Come spiega il Corriere della Sera,  Forestier, 57 anni, era autore di diversi romanzi di spionaggio: sei mesi fa era stato messo sotto indagine per il suo presunto ruolo in un piano finalizzato a uccidere in territorio francese il generale Ferdinand Mbaou, noto oppositore del regime del presidente Denis Sassou-Nguesso della Repubblica del Congo, ex colonia francese.

La strana morte sulle Alpi di Daniel Forestier

Secondo quanto riportato da Fox News , la sua morte arriva a sei mesi da quelle grave accusa di aver messo in piedi un piano per ammazzare Mbaou. Daniel Forestier ha lavorato per 14 anni presso la Direction générale de la sécurité extérieure, i servizi segreti esteri della Francia(Dgse), dove ha preso parte a operazioni sensibili. I problemi legali di Forestier sono iniziati dopo che alcuni agenti lo hanno sentito parlare di una cospirazione per assassinare il generale Ferdinand Mbaou, l’ex capo della guardia presidenziale del Congo, che ora risiede in Francia.

Forestier aveva negato di essere coinvolto in quel complotto. Secondo la polizia francese, tuttavia, esiste un legame tra la sua morte e l’inchiesta Mbaou. “Troviamo difficile credere che questo omicidio non abbia alcun legame con l’implicazione di [Forestier] nell’affare Mbaou”, ha spiegato un investigatore francese.

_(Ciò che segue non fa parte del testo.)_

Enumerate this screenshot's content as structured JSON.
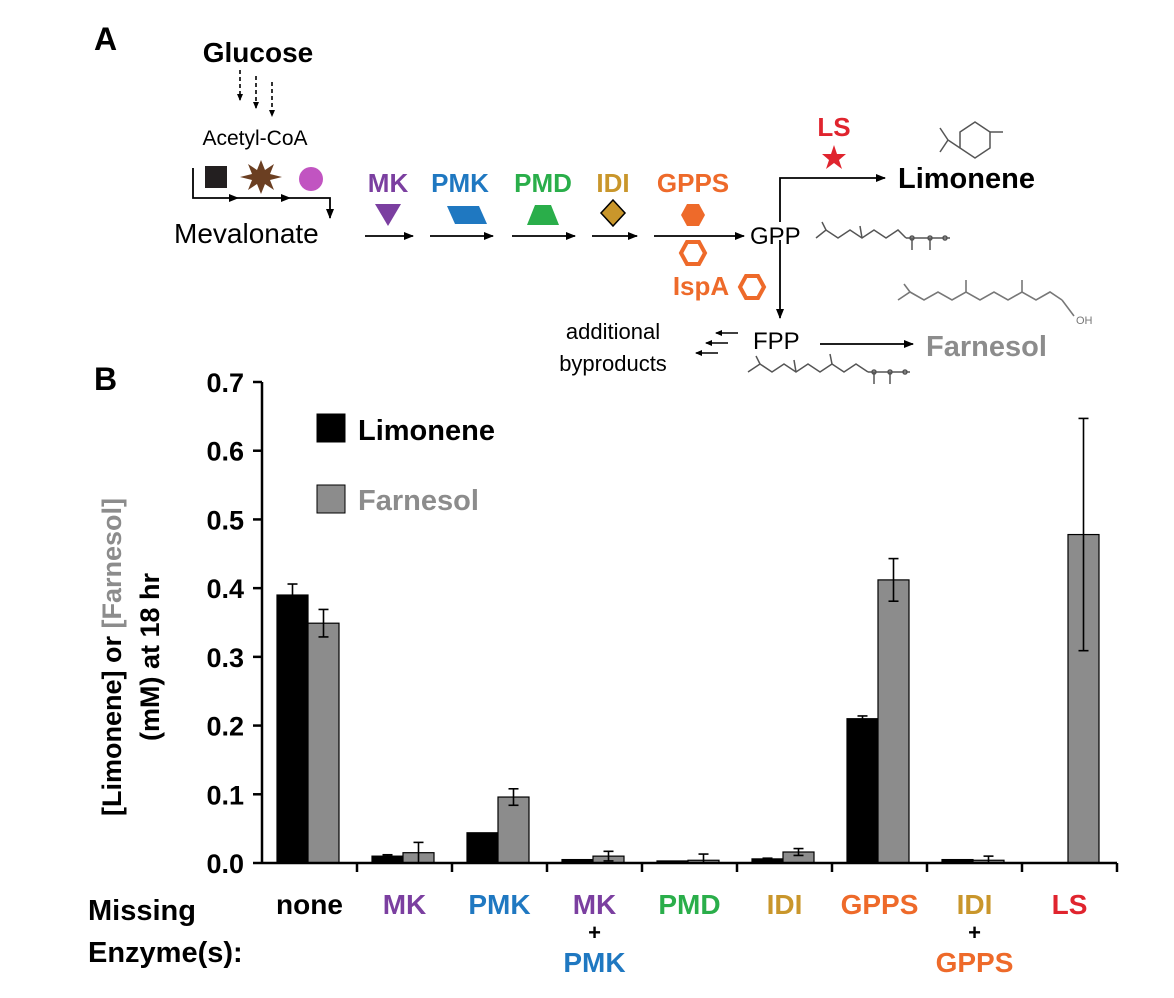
{
  "panel_a": {
    "label": "A",
    "glucose": "Glucose",
    "acetyl_coa": "Acetyl-CoA",
    "mevalonate": "Mevalonate",
    "gpp": "GPP",
    "fpp": "FPP",
    "limonene": "Limonene",
    "farnesol": "Farnesol",
    "byproducts_line1": "additional",
    "byproducts_line2": "byproducts",
    "oh_label": "OH",
    "enzymes": {
      "mk": "MK",
      "pmk": "PMK",
      "pmd": "PMD",
      "idi": "IDI",
      "gpps": "GPPS",
      "ispa": "IspA",
      "ls": "LS"
    },
    "colors": {
      "mk": "#7b3fa0",
      "pmk": "#1f78c1",
      "pmd": "#2aae4a",
      "idi": "#c9962b",
      "gpps": "#ee6a2a",
      "ls": "#e0242e",
      "farnesol": "#8c8c8c",
      "upper_square": "#231f20",
      "upper_star": "#6b3f22",
      "upper_circle": "#c154c1"
    }
  },
  "panel_b": {
    "label": "B",
    "missing_line1": "Missing",
    "missing_line2": "Enzyme(s):",
    "plus": "+",
    "category_labels": [
      {
        "top": "none",
        "top_color": "#000000"
      },
      {
        "top": "MK",
        "top_color": "#7b3fa0"
      },
      {
        "top": "PMK",
        "top_color": "#1f78c1"
      },
      {
        "top": "MK",
        "top_color": "#7b3fa0",
        "bottom": "PMK",
        "bottom_color": "#1f78c1"
      },
      {
        "top": "PMD",
        "top_color": "#2aae4a"
      },
      {
        "top": "IDI",
        "top_color": "#c9962b"
      },
      {
        "top": "GPPS",
        "top_color": "#ee6a2a"
      },
      {
        "top": "IDI",
        "top_color": "#c9962b",
        "bottom": "GPPS",
        "bottom_color": "#ee6a2a"
      },
      {
        "top": "LS",
        "top_color": "#e0242e"
      }
    ]
  },
  "chart_data": {
    "type": "bar",
    "title": "",
    "ylabel_part1": "[Limonene]",
    "ylabel_or": " or ",
    "ylabel_part2": "[Farnesol]",
    "ylabel_line2": "(mM) at 18 hr",
    "xlabel": "Missing Enzyme(s):",
    "ylim": [
      0,
      0.7
    ],
    "yticks": [
      "0.0",
      "0.1",
      "0.2",
      "0.3",
      "0.4",
      "0.5",
      "0.6",
      "0.7"
    ],
    "categories": [
      "none",
      "MK",
      "PMK",
      "MK + PMK",
      "PMD",
      "IDI",
      "GPPS",
      "IDI + GPPS",
      "LS"
    ],
    "series": [
      {
        "name": "Limonene",
        "color": "#000000",
        "values": [
          0.39,
          0.01,
          0.044,
          0.005,
          0.003,
          0.006,
          0.21,
          0.005,
          0.0
        ],
        "errors": [
          0.016,
          0.002,
          0.0,
          0.0,
          0.0,
          0.001,
          0.004,
          0.0,
          0.0
        ]
      },
      {
        "name": "Farnesol",
        "color": "#8c8c8c",
        "values": [
          0.349,
          0.015,
          0.096,
          0.01,
          0.004,
          0.016,
          0.412,
          0.004,
          0.478
        ],
        "errors": [
          0.02,
          0.015,
          0.012,
          0.007,
          0.009,
          0.005,
          0.031,
          0.006,
          0.169
        ]
      }
    ],
    "legend_position": "top-left"
  }
}
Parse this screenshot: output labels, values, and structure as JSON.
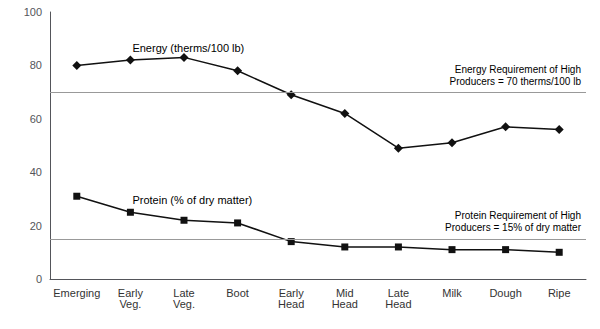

L’ex spia era stato incriminato lo scorso 12 settembre 2018 con le accuse di partecipazione a cospirazione criminale e possesso di materiale esplosivo. Insieme a lui era stato incriminato anche un altro ex agente segreto francese, Bruno Susini, un uomo molto vicino alla ex patron della Dgsi (i servizi di intelligence interni), Bernard Squarcini.
Secondo quanto riportato dal Guardian, lo scorso settembre Le Monde ha riferito che Forestier aveva ammesso di far parte di un gruppo formato per uccidere Mbaou, che viveva in Val d’Oise, a nord di Parigi, ma aveva confermato agli investigatori che dopo aver svolto la “ricognizione” si era reso conto che l’operazione era “impossibile”.

Il generale Mbau

Mbaou, 62 anni, era a capo della guardia presidenziale del predecessore di Sassou-Nguesso, Pascal Lissouba, ma fuggì dal Paese africano quando Lissouba fu rovesciato in un colpo di stato nel 1997. Da allora, è stato un feroce critico del regime di Sassou-Nguesso ed in passato è già stato vittima di un tentativo di omicidio, tant’è che conserva tuttora in corpo una pallottola vicino al cuore. A Paris Match ha dichiarato di aver appreso del piano per ucciderlo dai giornali.

“So perché vogliono uccidermi. Sono stato avvisato e ho anche ricevuto delle minacce. Ho provato ad avvertire i servizi [di sicurezza] ma non hanno fatto nulla”, ha spiegato Mbaou alla stampa francese. Chi ha ammazzato l’ex spia francese e perché? Forse sapeva troppo? La polizia indaga, ma visti gli interessi in campo sarà difficile arrivare a capo di quella che sembra essere la trama di un romanzo di Ian Fleming.